MARCIN ADAMCZYK, HEAD OF EMERGING MARKET DEBT, NN INVESTMENT PARTNERS Beyond headline volatility, where are you identifying value in emerging market debt for your investors and what fundamentals underline this?
Given the strong global growth recovery expected for 2021, underpinning commodity prices and supporting the international trade, we expect a continued improvement in emerging market fundamentals across the board. Looking at high sensitivity to commodity export and low sensitivity to global rates, the high-yielding and frontier sector of EM sovereigns looks particularly attractively valued. As shown by the IMF’s decision to increase SDR allocation, the support from multilateral lenders remains a strong anchor for emerging countries. EM corporates are also well positioned to benefit from growth recovery given low leverage and attractive valuation for example in Asia or Latin America. The pandemic has underscored the need for action on social issues and sparked a rise in social bond issuance. Therefore, we expect issuance of green, social and sustainability bonds to rise apace in 2021. What are the three key risks/vulnerabilities that investors should be paying attention to when it comes to emerging market debt?
The first vulnerability lies with the pandemic-related increase in the accumulated stock of debt for EM countries for which the fundamental healing is now required. A necessary driver to achieve this healing is the return of EM growth.
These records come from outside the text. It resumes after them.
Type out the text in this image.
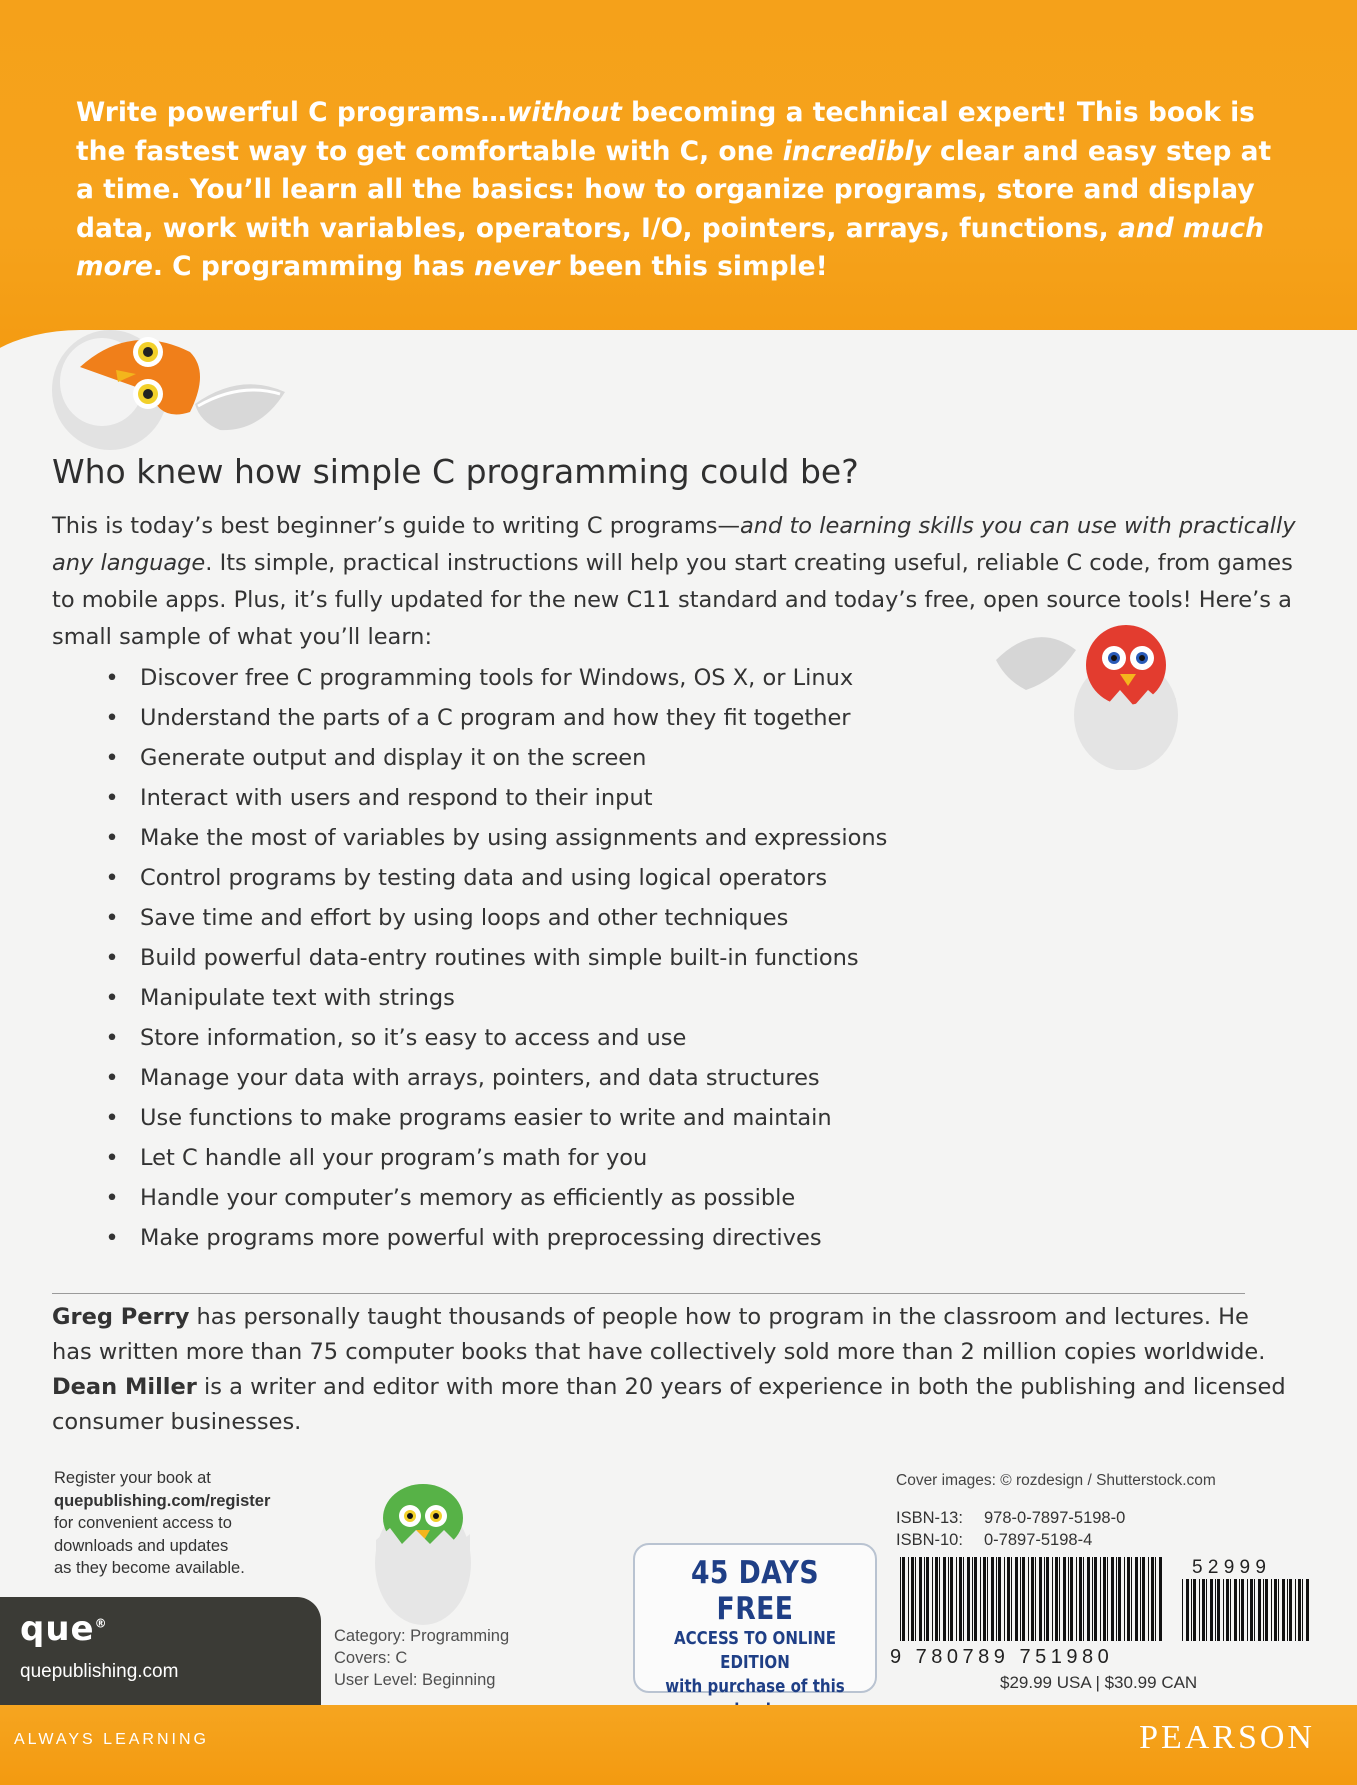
Write powerful C programs…without becoming a technical expert! This book is the fastest way to get comfortable with C, one incredibly clear and easy step at a time. You’ll learn all the basics: how to organize programs, store and display data, work with variables, operators, I/O, pointers, arrays, functions, and much more. C programming has never been this simple!

Who knew how simple C programming could be?

This is today’s best beginner’s guide to writing C programs—and to learning skills you can use with practically any language. Its simple, practical instructions will help you start creating useful, reliable C code, from games to mobile apps. Plus, it’s fully updated for the new C11 standard and today’s free, open source tools! Here’s a small sample of what you’ll learn:

• Discover free C programming tools for Windows, OS X, or Linux
• Understand the parts of a C program and how they fit together
• Generate output and display it on the screen
• Interact with users and respond to their input
• Make the most of variables by using assignments and expressions
• Control programs by testing data and using logical operators
• Save time and effort by using loops and other techniques
• Build powerful data-entry routines with simple built-in functions
• Manipulate text with strings
• Store information, so it’s easy to access and use
• Manage your data with arrays, pointers, and data structures
• Use functions to make programs easier to write and maintain
• Let C handle all your program’s math for you
• Handle your computer’s memory as efficiently as possible
• Make programs more powerful with preprocessing directives

Greg Perry has personally taught thousands of people how to program in the classroom and lectures. He has written more than 75 computer books that have collectively sold more than 2 million copies worldwide. Dean Miller is a writer and editor with more than 20 years of experience in both the publishing and licensed consumer businesses.

Register your book at
quepublishing.com/register
for convenient access to
downloads and updates
as they become available.
que®
quepublishing.com
Category: Programming
Covers: C
User Level: Beginning
45 DAYS FREE
ACCESS TO ONLINE EDITION
with purchase of this
Cover images: © rozdesign / Shutterstock.com
ISBN-13: 978-0-7897-5198-0
ISBN-10: 0-7897-5198-4
9 780789 751980
5 2 9 9 9
$29.99 USA | $30.99 CAN
ALWAYS LEARNING	PEARSON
That leads us to the second risk, that still can delay the recovery process, so any further shocks in the virus situation (like in India), leading to more lockdowns and being amplified by a slow vaccination progress in many EM countries. Finally, the third risk centres around inflation and the debate on its nature. Is the recent rise transitory or does it signal a more permanent regime shift leading to a deterioration in inflation expectations, hence pushing US real rates further up and sparking the risk-aversion that adversely impacts EMs. What are the starkest contrasts when it comes to the gap in the emerging market debt universe and how do you navigate these when it comes to asset allocation decisions?
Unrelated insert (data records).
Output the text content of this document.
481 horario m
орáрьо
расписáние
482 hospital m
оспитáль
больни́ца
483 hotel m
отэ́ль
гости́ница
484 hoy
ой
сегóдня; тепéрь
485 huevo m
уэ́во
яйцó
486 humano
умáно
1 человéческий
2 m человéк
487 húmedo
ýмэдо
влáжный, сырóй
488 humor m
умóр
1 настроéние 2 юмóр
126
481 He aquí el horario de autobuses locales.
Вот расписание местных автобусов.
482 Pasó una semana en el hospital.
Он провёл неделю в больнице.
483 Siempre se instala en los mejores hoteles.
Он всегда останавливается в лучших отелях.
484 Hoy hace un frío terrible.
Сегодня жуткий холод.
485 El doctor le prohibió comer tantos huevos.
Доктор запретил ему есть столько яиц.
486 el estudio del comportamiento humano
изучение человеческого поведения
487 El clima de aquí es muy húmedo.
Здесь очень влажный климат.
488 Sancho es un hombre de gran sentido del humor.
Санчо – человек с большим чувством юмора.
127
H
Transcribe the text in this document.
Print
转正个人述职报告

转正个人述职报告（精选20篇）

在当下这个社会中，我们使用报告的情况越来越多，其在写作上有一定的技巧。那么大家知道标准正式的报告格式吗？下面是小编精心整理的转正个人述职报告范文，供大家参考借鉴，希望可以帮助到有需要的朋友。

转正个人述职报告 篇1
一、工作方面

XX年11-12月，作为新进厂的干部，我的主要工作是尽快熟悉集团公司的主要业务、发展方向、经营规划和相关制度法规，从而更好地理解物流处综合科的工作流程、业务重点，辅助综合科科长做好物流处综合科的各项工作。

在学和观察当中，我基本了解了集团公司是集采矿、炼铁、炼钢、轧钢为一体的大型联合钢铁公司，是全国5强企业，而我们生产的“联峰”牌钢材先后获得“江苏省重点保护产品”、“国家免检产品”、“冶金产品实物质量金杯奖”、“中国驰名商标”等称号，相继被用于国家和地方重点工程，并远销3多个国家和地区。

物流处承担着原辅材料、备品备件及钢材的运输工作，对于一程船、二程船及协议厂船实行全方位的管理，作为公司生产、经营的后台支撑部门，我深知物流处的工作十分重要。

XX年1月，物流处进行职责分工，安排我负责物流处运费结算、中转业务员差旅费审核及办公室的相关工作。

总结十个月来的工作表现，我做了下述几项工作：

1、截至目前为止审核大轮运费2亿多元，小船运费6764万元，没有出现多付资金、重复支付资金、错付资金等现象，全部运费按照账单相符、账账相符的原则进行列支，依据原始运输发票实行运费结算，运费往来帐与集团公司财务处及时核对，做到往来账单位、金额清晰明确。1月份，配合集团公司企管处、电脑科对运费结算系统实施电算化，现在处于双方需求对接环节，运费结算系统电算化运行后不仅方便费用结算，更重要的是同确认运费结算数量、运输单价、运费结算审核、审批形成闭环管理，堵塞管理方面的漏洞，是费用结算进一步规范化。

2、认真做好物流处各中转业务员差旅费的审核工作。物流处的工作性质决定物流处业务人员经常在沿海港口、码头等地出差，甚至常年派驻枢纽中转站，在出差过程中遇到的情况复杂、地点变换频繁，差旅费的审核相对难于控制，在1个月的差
We always assess countries based on four lenses: fundamentals, technicals, valuation and ESG. The combination of those factors is used when taking country allocation decisions. On the fundamental front, EM recovery, while strong, is marked by a high dispersion between regions and countries. Therefore, we look at themes like commodity exporters vs importers, high-yielding versus low-yielding countries (rate sensitivity), vaccination progress and also geopolitical alpha. As the global growth will be led by China and US, the important theme for all emerging markets is how they can benefit from such a polarised composition of global recovery. That could include exports to US and China or being in the supply chain for those superpowers. Finally, given the increasing importance of sustainability in EMD, strategies that consistently integrate ESG factors and work to tackle still-prevalent data and transparency issues will be best placed to take advantage of this growing trend.